• A
  • A
  • A
  • АБB
  • АБB
  • АБB
  • А
  • А
  • А
  • А
  • А
Обычная версия сайта

«Мне важно рассказать о таком феномене, как неполитические общества»

Создание больших текстов, книг – один из древних и важнейших результатов работы философов и ученых со времен библиотек ассирийской Ниневии и египетской Александрии.

Анастасия Туманова, профессор факультета права, рассуждает об общественных организациях в Российской империи, их связи с политической сферой и степени развития гражданского общества позднеимперской России.

Туманова Анастасия Сергеевна

Профессор кафедры теории права и сравнительного правоведения

— Почему в какой-то момент у ученого возникает желание написать книгу?

Главная проблема моих академических занятий – это история российской общественности или, говоря подробнее, история становления в России начала XX столетия институтов гражданского общества. Интерес мой к этой теме зародился в начале 1990-х годов. В 1993 году я поступила в аспирантуру исторического факультета в Воронежский государственный университет и готовила диссертацию об истории неполитических общественных организаций провинциального города.

Термин «неполитические организации» был предложен мной тогда в числе первых исследователей, занимавшихся институтами российского общества. Начиная с конца 1980-х годов входили в моду исследования по истории политических партий, активно формировавшихся в России в начале XX века. Между тем «неполитической» общественностью, реализовывавшей различные идеи и проекты (научные, просветительские, филантропические и иные), не связанные напрямую с политикой, в те годы еще мало кто занимался.

И утверждался данный сюжет в исторических исследованиях достаточно сложно. Как мне кажется, во многом еще и потому, что историческое сообщество было увлечено в те годы преимущественно политической историей. Неполитические формы деятельности могли показаться в то достаточно политизированное время сюжетом второстепенным.

В то же время интерес к «неполитической» общественности нарастал достаточно стремительно. В России в начале 1990-х активно создавались общественные организации, поэтому в обществе и в академической среде существовал запрос на историческое знание, был очевидный интерес к историческим корням того, что происходило с российским обществом в 1900-е годы. История российских добровольных обществ (или «обществ частной инициативы», а именно так лидеры общественных организаций именовали свои объединения) вызывала интерес у российских научных фондов. Так, во время обучения в аспирантуре мне довелось получить поддержку Московского общественного научного фонда и поучаствовать в серии летних школ, которые МОНФ проводил во Владимире и Ярославле. Там мне посчастливилось познакомиться со многими учеными, молодыми и уже весьма зрелыми, которые сегодня задают тон в российской гуманитаристике.

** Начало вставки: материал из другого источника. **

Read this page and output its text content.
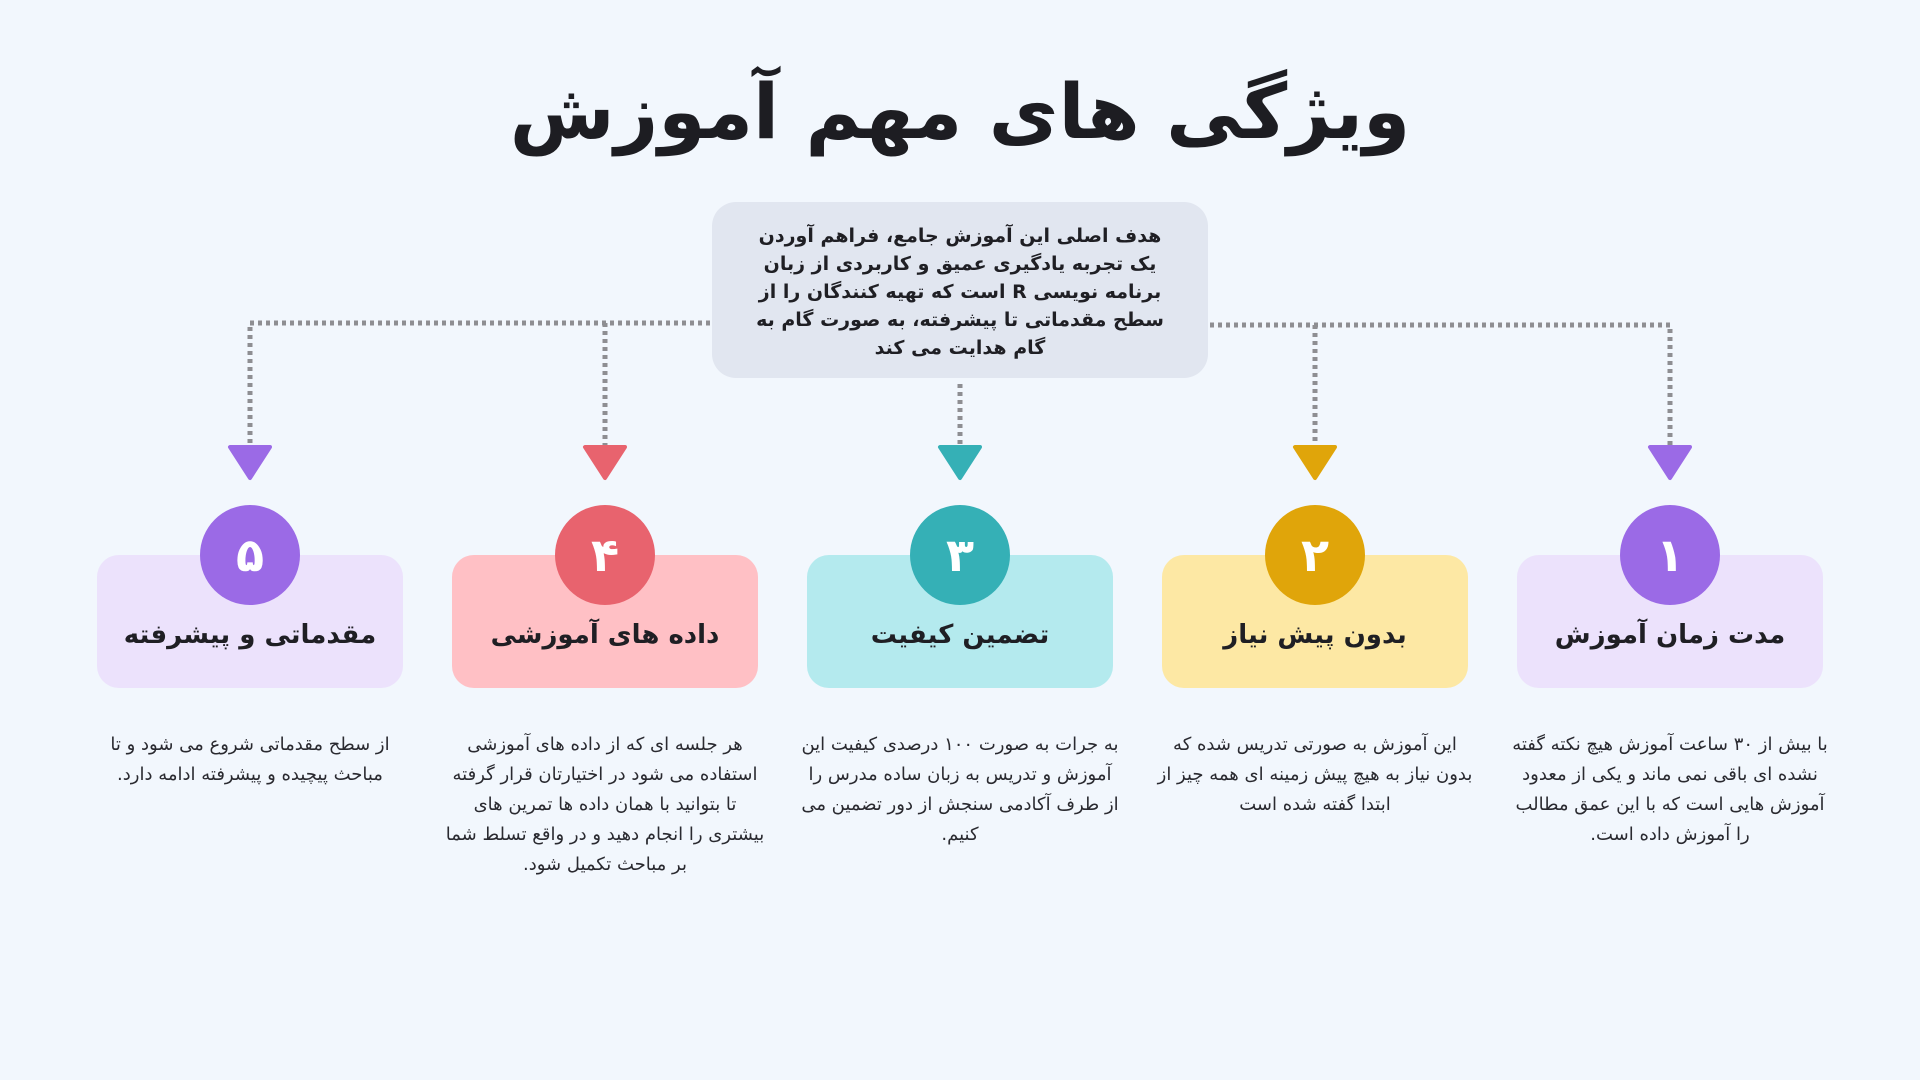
ویژگی های مهم آموزش
هدف اصلی این آموزش جامع، فراهم آوردن یک تجربه یادگیری عمیق و کاربردی از زبان برنامه نویسی R است که تهیه کنندگان را از سطح مقدماتی تا پیشرفته، به صورت گام به گام هدایت می کند
مدت زمان آموزش
۱
با بیش از ۳۰ ساعت آموزش هیچ نکته گفته نشده ای باقی نمی ماند و یکی از معدود آموزش هایی است که با این عمق مطالب را آموزش داده است.
بدون پیش نیاز
۲
این آموزش به صورتی تدریس شده که بدون نیاز به هیچ پیش زمینه ای همه چیز از ابتدا گفته شده است
تضمین کیفیت
۳
به جرات به صورت ۱۰۰ درصدی کیفیت این آموزش و تدریس به زبان ساده مدرس را از طرف آکادمی سنجش از دور تضمین می کنیم.
داده های آموزشی
۴
هر جلسه ای که از داده های آموزشی استفاده می شود در اختیارتان قرار گرفته تا بتوانید با همان داده ها تمرین های بیشتری را انجام دهید و در واقع تسلط شما بر مباحث تکمیل شود.
مقدماتی و پیشرفته
۵
از سطح مقدماتی شروع می شود و تا مباحث پیچیده و پیشرفته ادامه دارد.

В ноябре 2001 года в Государственном Кремлевском дворце проходил так называемый Гражданский форум. На форуме собралось более 4 тысяч человек, и они представляли почти 3 тысячи региональных и более 400 общероссийских некоммерческих организаций из всех субъектов РФ. И это тоже работало в пользу изучения истории российской общественности.

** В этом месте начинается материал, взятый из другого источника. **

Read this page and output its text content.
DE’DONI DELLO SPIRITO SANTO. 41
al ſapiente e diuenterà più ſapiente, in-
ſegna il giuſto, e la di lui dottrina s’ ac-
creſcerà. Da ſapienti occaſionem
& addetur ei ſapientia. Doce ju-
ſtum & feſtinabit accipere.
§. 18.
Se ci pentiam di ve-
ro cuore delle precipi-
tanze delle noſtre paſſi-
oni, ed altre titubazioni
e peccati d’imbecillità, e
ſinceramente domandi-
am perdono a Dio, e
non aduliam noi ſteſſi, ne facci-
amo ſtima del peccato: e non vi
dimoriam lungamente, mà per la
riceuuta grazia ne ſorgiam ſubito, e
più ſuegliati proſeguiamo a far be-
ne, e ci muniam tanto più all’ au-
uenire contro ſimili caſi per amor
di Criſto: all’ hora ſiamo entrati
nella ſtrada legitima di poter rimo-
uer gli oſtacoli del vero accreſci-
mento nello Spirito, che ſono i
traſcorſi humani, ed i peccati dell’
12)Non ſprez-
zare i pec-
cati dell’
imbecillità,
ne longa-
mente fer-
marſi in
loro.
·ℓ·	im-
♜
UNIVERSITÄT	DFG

В 1996 году мной была защищена кандидатская диссертация, а спустя три года, в 1999-м, написана первая книга. Она была посвящена общественным организациям города Тамбова начала XX века. В ней характеризовалась общественная жизнь дореволюционного провинциального города – типичного среди многих провинциальных городов Центральной России и нетипичного одновременно, прежде всего потому, что в данном случае описывался нетипичный сюжет. Речь шла о неполитических формах городской повседневности. Я стремилась рассказать читателю о том, как преображалось городское пространство, когда на нем собирались активисты частных обществ: ученых, благотворительных, любителей природы и пр. Тогда у меня возник интерес к изучению этоса российской общественности, нравственных установок общественных деятелей, принадлежавших к различным профессиям: учителей, врачей, адвокатов, статистиков и пр. Таким образом, в сферу моих занятий входила новая проблема – становления профессий и роли добровольных обществ в институционализации профессий.

Дореволюционный Тамбов
Дореволюционный Тамбов
Тамбовград

Когда я писала свою первую книгу, то мне было важно показать, что в небольшом губернском городе Центральной России (в Тамбове к 1917 году проживало 70 тысяч человек) насчитывалось, по моим подсчетам, более 60 добровольных обществ. Причем 40 из них было образовано в начале прошлого века, и они активно себя проявляли в самых разных сферах жизни, начиная от городского хозяйства и экологии и заканчивая помощью неимущему населению, профессиональной взаимопомощью и др. На основании данного обстоятельства я приходила к выводу, который подтверждался, что степень самоорганизации российского общества была достаточно высокой. Этот вывод подтверждался потом в других моих книгах, написанных уже не на материалах провинции, а на материалах Москвы и Петербурга.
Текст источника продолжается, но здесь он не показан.